Тема разговора настолько заинтересовала Фандорина, что он
счёл необходимым подойти и представиться. Господин в шапке-пирожке оказался
известным петербургским психиатром Шешулиным. Златобородый красавец –
вологодским промышленником Евпатьевым. Про него Эрасту Петровичу рассказывали
ещё в столице: из старинного раскольничьего рода, но прогрессист. Учился в
Англии, магистр экономики. Ведёт дело по-современному, суеверий не признает и
даже издаёт собственную газету, весьма популярную на русском Севере.

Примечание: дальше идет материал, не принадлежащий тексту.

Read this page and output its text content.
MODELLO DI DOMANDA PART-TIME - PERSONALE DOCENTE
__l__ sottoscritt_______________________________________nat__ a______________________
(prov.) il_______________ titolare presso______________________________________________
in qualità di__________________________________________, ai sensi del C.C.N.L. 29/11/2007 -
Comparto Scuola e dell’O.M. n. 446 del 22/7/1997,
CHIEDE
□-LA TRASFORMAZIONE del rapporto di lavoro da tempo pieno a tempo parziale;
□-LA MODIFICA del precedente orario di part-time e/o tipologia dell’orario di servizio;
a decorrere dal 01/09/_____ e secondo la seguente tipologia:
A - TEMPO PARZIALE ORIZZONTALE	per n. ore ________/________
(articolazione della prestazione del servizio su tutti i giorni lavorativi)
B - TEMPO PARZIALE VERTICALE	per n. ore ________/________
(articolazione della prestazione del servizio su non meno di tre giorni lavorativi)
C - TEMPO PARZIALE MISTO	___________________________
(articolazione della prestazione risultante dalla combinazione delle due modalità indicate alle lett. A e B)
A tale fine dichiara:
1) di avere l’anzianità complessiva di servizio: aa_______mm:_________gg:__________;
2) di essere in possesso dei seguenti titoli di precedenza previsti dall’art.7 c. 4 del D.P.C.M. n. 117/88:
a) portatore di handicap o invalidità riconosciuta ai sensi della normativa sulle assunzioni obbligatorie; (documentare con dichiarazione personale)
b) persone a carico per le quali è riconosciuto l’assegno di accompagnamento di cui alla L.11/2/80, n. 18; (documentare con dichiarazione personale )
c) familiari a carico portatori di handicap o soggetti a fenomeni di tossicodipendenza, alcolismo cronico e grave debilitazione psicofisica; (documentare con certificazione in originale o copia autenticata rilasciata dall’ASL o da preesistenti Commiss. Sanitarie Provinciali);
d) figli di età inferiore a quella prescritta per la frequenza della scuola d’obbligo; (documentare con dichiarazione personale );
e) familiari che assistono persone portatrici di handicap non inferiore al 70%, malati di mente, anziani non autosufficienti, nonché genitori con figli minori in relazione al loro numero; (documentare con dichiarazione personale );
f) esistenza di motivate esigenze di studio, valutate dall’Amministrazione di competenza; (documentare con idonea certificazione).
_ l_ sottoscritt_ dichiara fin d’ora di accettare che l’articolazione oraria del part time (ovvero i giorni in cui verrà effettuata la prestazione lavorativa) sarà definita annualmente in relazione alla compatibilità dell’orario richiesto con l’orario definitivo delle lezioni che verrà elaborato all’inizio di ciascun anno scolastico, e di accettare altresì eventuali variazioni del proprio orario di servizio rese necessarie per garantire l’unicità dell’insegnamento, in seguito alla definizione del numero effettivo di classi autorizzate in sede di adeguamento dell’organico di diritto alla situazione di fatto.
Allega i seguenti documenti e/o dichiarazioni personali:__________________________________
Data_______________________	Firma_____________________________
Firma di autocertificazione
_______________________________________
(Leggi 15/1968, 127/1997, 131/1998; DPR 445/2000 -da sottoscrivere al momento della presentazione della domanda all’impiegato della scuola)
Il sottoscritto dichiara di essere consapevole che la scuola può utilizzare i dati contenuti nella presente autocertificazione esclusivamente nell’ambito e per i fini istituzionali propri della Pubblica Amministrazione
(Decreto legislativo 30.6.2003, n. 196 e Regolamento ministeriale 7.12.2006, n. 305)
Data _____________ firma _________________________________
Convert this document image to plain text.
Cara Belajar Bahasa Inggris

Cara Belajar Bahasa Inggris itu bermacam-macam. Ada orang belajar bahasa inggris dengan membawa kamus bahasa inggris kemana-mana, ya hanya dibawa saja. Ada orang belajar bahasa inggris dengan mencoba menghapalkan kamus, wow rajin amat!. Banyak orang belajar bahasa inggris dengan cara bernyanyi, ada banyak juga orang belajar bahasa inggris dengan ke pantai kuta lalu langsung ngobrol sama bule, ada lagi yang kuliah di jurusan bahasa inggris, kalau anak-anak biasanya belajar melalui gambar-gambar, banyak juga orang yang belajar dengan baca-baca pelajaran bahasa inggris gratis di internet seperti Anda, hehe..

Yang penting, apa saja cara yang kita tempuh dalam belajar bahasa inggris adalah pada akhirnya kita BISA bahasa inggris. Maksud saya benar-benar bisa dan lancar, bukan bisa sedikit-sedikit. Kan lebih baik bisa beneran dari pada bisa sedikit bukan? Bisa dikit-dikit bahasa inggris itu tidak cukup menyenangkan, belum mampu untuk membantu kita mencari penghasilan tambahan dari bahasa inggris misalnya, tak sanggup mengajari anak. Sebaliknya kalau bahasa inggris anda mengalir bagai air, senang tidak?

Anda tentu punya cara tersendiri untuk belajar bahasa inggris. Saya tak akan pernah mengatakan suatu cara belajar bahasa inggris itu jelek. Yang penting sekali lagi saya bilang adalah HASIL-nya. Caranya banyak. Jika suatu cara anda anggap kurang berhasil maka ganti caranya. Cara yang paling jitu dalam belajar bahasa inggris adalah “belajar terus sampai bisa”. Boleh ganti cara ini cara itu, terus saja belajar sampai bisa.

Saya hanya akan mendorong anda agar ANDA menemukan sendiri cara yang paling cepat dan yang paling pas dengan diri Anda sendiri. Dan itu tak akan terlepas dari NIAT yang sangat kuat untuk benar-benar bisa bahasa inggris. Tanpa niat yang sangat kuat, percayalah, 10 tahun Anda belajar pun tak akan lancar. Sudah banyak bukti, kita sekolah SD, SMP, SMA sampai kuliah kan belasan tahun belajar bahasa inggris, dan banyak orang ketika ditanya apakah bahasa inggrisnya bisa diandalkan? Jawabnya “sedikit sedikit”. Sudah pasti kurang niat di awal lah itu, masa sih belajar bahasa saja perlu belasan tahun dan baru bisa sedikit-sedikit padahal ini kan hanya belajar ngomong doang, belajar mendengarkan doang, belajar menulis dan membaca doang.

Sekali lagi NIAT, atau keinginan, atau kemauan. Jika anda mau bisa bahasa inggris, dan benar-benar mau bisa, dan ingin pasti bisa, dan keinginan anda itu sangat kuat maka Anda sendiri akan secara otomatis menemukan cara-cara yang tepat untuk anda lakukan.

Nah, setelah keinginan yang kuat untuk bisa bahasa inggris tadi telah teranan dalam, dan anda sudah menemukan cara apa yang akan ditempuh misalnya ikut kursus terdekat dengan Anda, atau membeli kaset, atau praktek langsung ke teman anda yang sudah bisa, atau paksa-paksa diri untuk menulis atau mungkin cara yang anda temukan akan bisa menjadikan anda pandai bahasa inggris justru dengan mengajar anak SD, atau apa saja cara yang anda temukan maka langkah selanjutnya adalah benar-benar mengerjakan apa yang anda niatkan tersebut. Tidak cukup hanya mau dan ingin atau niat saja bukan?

– Как узнал про записку, увязался за
чиновниками, – объяснил он. – Горе-то какое! Какой удар для всего
старообрядчества! Теперь из-за нескольких умалишенцев все газеты на нас
накинутся. Мол, дикари, изуверы… А вот Анатолий Иванович, – кивнул
Евпатьев на психиатра, – уверяет, что это цветочки, ягодки впереди. Из
самого Петербурга пожаловал, чтоб быть на месте событий.
– Вы п-полагаете, что будут ещё самоубийства? –
содрогнувшись, спросил Эраст Петрович.
Шешулин снял очки, сдул со стёклышка пылинку.